“N’en dis rien. C’est une âme très malade. Une louange lui ferait l’effet d’une nourriture donnée à un convalescent en proie à une grande fièvre stomacale. Elle le rendrait pire, car il se glorifierait d’avoir été remarqué. Et là où entre l’orgueil…” “Je me tairai.

85.6 – Où allons-nous?”

“Vers Jean. À cette heure de chaleur, il sera à la maison de l’Oliveraie.”

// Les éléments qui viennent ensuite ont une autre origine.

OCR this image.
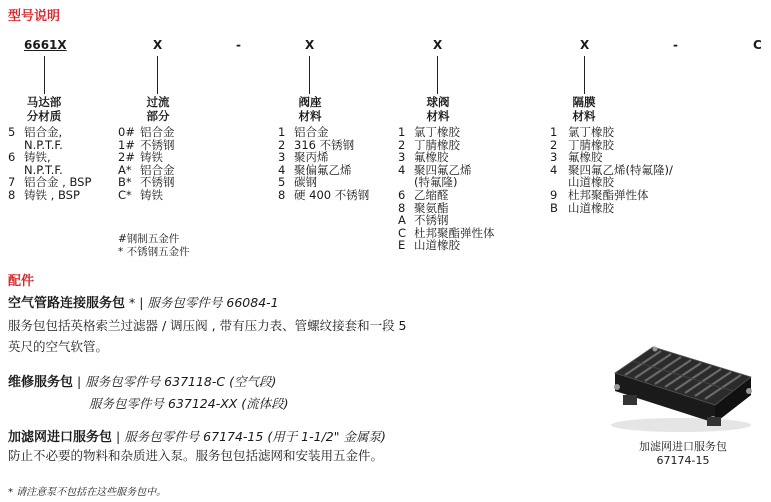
型号说明
6661X	X	-	X	X	X	-	C
马达部
分材质
过流
部分
阀座
材料
球阀
材料
隔膜
材料
5 铝合金,
N.P.T.F.
6 铸铁,
N.P.T.F.
7 铝合金 , BSP
8 铸铁 , BSP
0# 铝合金
1# 不锈钢
2# 铸铁
A* 铝合金
B* 不锈钢
C* 铸铁
#钢制五金件
* 不锈钢五金件
1 铝合金
2 316 不锈钢
3 聚丙烯
4 聚偏氟乙烯
5 碳钢
8 硬 400 不锈钢
1 氯丁橡胶
2 丁腈橡胶
3 氟橡胶
4 聚四氟乙烯
(特氟隆)
6 乙缩醛
8 聚氨酯
A 不锈钢
C 杜邦聚酯弹性体
E 山道橡胶
1 氯丁橡胶
2 丁腈橡胶
3 氟橡胶
4 聚四氟乙烯(特氟隆)/
山道橡胶
9 杜邦聚酯弹性体
B 山道橡胶
配件
空气管路连接服务包 * | 服务包零件号 66084-1
服务包包括英格索兰过滤器 / 调压阀 , 带有压力表、管螺纹接套和一段 5
英尺的空气软管。
维修服务包 | 服务包零件号 637118-C (空气段)
服务包零件号 637124-XX (流体段)
加滤网进口服务包 | 服务包零件号 67174-15 (用于 1-1/2" 金属泵)
防止不必要的物料和杂质进入泵。服务包包括滤网和安装用五金件。
加滤网进口服务包
67174-15
* 请注意泵不包括在这些服务包中。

Ils s’y rendent rapidement, en cherchant de l’ombre par les rues chauffées par un soleil ardent. Ils dépassent le faubourg poudreux, traversent la porte des remparts, sortent dans la campagne éblouissante, puis vont de là à l’oliveraie, et enfin à la maison.

Dans la cuisine fraîche et sombre à cause de la toile qui couvre la porte, se trouve Jean. Il sommeille, et Jésus l’appelle:

“Jean!”

“Toi, Maître? Je t’attendais ce soir.”

“Je suis venu plus tôt. Comment t’es-tu trouvé, Jean?”

“Comme un agneau qui a perdu son berger. Et je parlais à tout le monde de Toi, parce que parler de Toi, c’était déjà un peu Te posséder. J’ai parlé à certains parents, à des connaissances, à des étrangers. Et à Anna… Et à un estropié dont je me suis fait ami avec trois deniers Un denier est l'équivalent d'une journée de salaire de base. Voir les monnaies. . On me les avait donnés et je les lui ai donnés. Et aussi à une pauvre femme de l’âge de ma mère, qui pleurait dans un groupe de femmes sur le pas d’une porte. Je lui ai demandé: “Pourquoi pleures-tu?”. Elle m’a dit: “Le médecin m’a déclaré: ‘Ta fille est phtisique. Résigne-toi. Elle mourra au début d’octobre’. Je n’ai qu’elle. Elle est belle, bonne, elle a quinze ans. Elle devait se marier au printemps, et au lieu du coffre de noces, je dois préparer sa tombe”. Je lui ai dit: “Je connais un Médecin qui peut te la guérir, si tu as de la foi”. “Plus personne peut la guérir. Trois médecins l’ont vue. Elle crache déjà du sang”. “Le mien” ai-je dit “n’est pas un médecin comme les tiens. Il ne soigne pas avec des remèdes. Mais par sa puissance C’est le Messie…”. Une petite vieille, alors, lui a dit: “Oh! crois Élise! Je connais un aveugle qui a recouvré la vue grâce à Lui!” Et la mère, alors, est passée de la méfiance à l’espoir et elle t’attend… Ai-je bien fait? Je n’ai fait que cela.”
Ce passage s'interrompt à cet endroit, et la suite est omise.